SCM System Case Study
In 1998 US Navy realized that their existing enterprise system which consisted of 44 subsystems were disparate and they needed more integrated system in order to cope with the modern warfare. As a result, they planned the new enterprise system and the first pilot project started in fiscal year 2000.
Unfortunately, they found that a new system didn't meet their requirements and the price tag of this failure was $1 billion, the most expensive ERP project that fails!
Later, Department of Defense (DOD) asked the United States Government Accountability Office (GOA) to conduct the analysis in order to determine why the project at this magnitude failed. The result was presented to Congress in September 2005 under the title "DOD Business System Modernization - Navy Adherence to ERP Business Practices Critical to Avoid Past Failures". The summary of this report is presented as below,
1. No project champion
Implementation of the new ERP system at the Navy consisted of 4 separate ERP systems and each system had the overlapping functionality. The reason was that each project was funded and managed by the different commands within the Navy without coordination.
In a typical project, the whole system is not that big but the lack of centralized management still persists. The project champion is usually someone with a big job title or someone who is not busy. The project is never be entrusted to the knowledgeable person.
2. Existing process is poor
ERP usually comes with a standardized process aimed to increase the efficiency. Anyway, the Navy tried to stick to the way process was performed manually or by legacy system. Then, there were too many kind of workflows for each type of transaction under the new system.
3. No process measurement
GOA reported that the investment in new system created "no marked improvement in the Navy's day-to-day operations". Part of reason is that there was no appropriate process metrics so they couldn't determine the performance before and after implementation.

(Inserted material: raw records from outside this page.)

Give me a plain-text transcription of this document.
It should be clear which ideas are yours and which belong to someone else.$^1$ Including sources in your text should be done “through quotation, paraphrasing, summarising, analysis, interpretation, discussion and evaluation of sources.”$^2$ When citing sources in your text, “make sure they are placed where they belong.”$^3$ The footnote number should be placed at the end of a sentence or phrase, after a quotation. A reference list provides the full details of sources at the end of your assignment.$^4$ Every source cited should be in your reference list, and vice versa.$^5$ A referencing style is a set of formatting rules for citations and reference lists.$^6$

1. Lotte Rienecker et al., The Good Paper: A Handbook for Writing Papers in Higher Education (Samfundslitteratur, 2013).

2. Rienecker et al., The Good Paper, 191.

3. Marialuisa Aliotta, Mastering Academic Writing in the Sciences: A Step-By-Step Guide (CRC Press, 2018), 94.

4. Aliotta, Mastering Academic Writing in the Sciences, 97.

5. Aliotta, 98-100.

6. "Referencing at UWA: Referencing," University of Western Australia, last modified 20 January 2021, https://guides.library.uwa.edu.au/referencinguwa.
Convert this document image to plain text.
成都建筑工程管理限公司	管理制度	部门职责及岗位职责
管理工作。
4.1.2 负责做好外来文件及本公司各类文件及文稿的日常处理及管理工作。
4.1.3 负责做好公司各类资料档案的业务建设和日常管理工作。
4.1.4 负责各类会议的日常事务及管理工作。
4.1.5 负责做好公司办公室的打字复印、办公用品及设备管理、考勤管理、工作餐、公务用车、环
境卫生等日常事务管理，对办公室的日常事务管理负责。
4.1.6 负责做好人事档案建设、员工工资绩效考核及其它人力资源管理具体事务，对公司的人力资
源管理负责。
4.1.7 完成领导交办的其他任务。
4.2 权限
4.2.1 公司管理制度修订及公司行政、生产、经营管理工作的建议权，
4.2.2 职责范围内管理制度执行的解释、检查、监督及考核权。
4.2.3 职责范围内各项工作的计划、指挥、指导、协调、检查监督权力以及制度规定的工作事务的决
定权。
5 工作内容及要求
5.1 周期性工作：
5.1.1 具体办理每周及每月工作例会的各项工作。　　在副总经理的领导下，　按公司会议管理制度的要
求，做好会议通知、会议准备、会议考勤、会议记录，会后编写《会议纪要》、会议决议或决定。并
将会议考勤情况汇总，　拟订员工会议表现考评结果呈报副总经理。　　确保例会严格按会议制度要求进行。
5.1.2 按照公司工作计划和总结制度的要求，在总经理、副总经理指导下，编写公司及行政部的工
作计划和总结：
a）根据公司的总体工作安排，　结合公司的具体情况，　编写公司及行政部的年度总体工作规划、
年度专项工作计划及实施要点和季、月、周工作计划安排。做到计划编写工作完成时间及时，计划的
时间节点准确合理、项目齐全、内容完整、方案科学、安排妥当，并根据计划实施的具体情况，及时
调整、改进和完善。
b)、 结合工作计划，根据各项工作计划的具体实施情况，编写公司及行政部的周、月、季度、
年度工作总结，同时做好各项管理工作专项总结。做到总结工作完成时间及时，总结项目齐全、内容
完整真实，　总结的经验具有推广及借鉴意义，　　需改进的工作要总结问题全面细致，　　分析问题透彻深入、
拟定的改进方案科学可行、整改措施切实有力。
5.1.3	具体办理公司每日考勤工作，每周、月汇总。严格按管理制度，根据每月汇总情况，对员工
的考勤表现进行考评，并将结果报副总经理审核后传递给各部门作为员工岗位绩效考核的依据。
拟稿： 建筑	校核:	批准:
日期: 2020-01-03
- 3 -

4. No user's involvement in requirement process
The Navy didn't ask the end users for the input, nor it made sure that the system requirements were complete, correct and understandable. All decisions were made by a top management. That's why new system couldn't satisfy the needs of most end users.
5. Use nonstandard implementation roadmap
People familiar with the project said that it could have been better if they had used the implementation methodology of software vendors rather than that of the system integrators/consultants. The reason is that vendors know how to configure the system the most and this could have minimized the risks associated with a project.
6. Use nonstandard transaction data
Many users needed the data in very specific format so many customization were required and this increased the level of complexity and development cost.
7. Project verification is done internally
The Navy could have prevented a project delay if they had requested the external experts to help with the verification of project activities. This concept is very similar to a financial audit.
Lesson Learned from SCM System Case Study
Surprising shocking, the above mentioned points are the generic "critical success factors" in an ERP project that will be readily available, what you have to do is just to google it.
The moral of this story is "stitch in time saves nine".